Venue Notes: I arrived at the Theatre Royal a little late to find one of the front of house staff standing in the doorway as if to deter anyone casually strolling in off the street.  I wondered for a moment if it was a private  event but on enquiring about ticket availability , the young man gestured towards the Box Office . I can’t say that I was impressed by the welcoming attitude of the Theatre Royal Team on this or recent visits.

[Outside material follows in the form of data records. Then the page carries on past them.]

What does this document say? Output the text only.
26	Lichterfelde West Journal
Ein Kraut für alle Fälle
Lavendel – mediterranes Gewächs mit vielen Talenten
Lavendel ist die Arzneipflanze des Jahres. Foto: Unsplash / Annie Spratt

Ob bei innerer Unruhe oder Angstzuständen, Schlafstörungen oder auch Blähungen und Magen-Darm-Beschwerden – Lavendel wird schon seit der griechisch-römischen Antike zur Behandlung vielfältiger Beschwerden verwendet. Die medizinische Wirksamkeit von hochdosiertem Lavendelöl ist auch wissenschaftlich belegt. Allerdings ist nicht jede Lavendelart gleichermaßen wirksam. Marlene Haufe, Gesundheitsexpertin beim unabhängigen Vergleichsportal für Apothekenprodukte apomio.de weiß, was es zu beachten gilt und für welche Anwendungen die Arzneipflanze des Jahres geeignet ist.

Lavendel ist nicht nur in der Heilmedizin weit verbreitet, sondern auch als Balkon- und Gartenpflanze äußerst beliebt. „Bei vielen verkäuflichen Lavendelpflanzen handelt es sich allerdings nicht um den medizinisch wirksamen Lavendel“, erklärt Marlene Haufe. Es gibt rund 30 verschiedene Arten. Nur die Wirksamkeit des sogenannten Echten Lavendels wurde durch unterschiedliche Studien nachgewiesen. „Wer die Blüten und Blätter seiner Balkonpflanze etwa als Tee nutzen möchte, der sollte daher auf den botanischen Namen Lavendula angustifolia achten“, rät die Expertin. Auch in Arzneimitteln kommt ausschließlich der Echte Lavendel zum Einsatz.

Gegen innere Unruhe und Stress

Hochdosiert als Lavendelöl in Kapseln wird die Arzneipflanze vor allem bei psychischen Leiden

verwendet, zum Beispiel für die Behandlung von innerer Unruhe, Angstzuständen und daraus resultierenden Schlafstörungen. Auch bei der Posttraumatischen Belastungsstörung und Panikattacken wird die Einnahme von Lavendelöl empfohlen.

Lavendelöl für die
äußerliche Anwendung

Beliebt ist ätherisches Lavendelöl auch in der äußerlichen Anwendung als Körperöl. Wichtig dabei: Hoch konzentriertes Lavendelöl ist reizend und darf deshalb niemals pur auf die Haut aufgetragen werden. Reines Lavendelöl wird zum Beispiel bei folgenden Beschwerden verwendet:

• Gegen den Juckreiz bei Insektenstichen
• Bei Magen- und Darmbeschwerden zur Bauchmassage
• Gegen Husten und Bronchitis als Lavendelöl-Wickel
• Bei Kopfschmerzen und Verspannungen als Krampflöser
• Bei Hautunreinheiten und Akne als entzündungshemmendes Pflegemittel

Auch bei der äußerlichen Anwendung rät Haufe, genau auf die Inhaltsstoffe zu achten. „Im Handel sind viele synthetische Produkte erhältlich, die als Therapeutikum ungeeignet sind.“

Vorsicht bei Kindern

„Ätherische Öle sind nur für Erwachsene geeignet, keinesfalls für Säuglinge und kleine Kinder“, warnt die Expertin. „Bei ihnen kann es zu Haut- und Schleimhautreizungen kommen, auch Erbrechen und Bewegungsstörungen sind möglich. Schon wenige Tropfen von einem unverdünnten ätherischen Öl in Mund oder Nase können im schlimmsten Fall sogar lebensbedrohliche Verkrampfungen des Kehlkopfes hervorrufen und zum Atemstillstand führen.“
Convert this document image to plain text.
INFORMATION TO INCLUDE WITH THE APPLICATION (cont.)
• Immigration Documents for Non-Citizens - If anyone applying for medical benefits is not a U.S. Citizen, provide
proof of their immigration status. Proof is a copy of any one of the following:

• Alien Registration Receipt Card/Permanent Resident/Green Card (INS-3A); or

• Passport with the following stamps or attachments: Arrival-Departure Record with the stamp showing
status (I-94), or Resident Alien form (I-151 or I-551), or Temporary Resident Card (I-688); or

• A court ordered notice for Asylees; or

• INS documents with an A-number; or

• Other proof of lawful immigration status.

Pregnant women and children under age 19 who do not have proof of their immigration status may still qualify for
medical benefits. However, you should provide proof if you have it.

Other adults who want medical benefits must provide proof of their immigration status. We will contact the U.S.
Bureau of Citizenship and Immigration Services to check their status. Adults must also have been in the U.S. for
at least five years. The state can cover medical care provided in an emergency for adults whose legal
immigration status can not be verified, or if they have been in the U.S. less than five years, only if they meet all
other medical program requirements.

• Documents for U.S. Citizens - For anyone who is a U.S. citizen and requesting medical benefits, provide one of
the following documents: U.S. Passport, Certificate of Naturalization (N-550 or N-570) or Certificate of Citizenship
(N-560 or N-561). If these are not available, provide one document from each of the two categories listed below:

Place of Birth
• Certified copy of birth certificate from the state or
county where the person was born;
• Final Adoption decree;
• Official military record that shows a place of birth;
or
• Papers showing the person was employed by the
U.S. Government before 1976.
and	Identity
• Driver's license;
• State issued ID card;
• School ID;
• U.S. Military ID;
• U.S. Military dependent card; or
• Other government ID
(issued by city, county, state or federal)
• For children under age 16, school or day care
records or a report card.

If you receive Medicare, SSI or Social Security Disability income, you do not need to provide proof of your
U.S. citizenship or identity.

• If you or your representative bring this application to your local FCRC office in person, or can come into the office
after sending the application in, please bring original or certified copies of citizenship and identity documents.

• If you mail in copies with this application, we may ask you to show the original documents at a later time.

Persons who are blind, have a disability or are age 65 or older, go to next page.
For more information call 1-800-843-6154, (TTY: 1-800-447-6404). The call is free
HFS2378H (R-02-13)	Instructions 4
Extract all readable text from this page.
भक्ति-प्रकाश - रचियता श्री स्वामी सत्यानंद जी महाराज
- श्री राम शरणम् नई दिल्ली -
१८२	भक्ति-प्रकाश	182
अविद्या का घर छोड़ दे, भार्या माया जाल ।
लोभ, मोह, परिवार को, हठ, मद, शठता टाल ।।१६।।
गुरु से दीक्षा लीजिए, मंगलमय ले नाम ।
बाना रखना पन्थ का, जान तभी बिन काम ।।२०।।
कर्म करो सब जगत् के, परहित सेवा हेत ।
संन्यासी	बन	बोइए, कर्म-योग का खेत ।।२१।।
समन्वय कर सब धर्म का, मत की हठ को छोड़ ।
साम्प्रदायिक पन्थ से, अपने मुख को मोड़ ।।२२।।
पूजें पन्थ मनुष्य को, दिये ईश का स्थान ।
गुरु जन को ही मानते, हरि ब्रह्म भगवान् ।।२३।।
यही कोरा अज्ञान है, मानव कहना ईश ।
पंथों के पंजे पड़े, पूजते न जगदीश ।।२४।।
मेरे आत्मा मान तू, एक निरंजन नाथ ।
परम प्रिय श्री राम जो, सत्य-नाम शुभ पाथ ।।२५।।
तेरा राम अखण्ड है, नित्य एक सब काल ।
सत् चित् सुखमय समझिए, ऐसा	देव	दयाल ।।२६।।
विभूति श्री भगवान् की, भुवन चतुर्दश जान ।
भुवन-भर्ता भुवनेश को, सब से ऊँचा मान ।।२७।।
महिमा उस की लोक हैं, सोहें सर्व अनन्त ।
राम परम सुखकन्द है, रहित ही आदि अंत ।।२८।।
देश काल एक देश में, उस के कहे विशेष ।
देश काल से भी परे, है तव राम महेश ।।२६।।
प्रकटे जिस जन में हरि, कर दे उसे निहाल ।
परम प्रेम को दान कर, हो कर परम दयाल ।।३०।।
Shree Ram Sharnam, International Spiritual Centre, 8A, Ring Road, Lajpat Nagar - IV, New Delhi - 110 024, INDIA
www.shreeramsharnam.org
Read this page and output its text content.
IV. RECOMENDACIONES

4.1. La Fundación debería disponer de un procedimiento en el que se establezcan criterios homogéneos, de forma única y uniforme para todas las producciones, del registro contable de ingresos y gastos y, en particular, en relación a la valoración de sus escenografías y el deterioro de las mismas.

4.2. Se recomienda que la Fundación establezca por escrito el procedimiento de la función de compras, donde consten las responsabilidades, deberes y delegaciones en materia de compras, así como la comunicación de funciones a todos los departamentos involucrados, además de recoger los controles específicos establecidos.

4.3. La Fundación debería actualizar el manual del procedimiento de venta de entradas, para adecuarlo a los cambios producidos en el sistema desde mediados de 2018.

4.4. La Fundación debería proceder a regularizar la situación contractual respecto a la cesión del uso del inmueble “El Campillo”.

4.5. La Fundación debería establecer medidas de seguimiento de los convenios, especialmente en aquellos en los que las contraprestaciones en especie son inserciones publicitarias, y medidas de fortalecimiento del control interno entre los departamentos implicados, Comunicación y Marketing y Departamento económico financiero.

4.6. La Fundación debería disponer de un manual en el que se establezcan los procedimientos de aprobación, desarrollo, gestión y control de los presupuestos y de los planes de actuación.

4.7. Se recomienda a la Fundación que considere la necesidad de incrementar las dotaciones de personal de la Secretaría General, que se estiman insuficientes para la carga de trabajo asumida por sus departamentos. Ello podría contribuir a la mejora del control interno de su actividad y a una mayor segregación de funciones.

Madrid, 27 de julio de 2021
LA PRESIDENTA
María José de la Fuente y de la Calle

The Threepenny Opera  by with libretto by Brecht and music by Weill is  most famous for the standard, Mac the Knife . A rare chance to see the emblematic 1920’s work was presented by the Gate Theatre production  for the Dublin Theatre Festival. I was lucky to secure a cancellation on Saturday night. The press reviews have been unanimously positive about the production and expectations were high. I did enjoy it but found almost two hours for a first half without an interval a little arduous. The forces assembled were impressive almost thirty players between cast and musicians. Among them an eight piece ensemble lead by Cathal Synnott supported the 20 or so actor/singers. I loved the real harmonium and among the pit players placed on stage, Karl Ronan on trombone excelled as the predominant voice in the pit. Not for the first time, I note the role the Artane Boys Band has played in producing superb professional brass players. It was good to hear  Brendan Doyle from Waterford in the ensemble.
Venue Notes. The Gate especially when packed is not the most comfortable theatre especially if you come in last and your seat is at the end of the row. Get in early and don't count on being able to get out easily.  I am always impressed by the authoritative presence of the Front of House Manager 

Palestrina Choir

Sunday Palestrina Choir Director Blanaid  Murphy Organist Gerald Gillen.  11.00 Sung Mass Pro Cathedral
As ever , the best music with superb musicians was to be heard for nothing, no ticket required and open to all in the capital ecclesiastical spaces. The Palestrina Choir sang a varied programme of old and new in a programme including Herbert Howells, Mozart and a new work by Scottish composer James McMillan, with responses by Colin Mawby and plainchant all executed with skill and style. The ceremony opened with the choir processing up while singing the opening hymn, All Creatures of our God and King, the words provided to encourage congregational participation . At the close , the choir lined up at the altar and their efforts were acknowledged and the new  senior positions were announced. The proceedings closed with a splendid organ voluntary by Widor by  Gerard Gillen on the Pro Cathedral Organ. Excellent!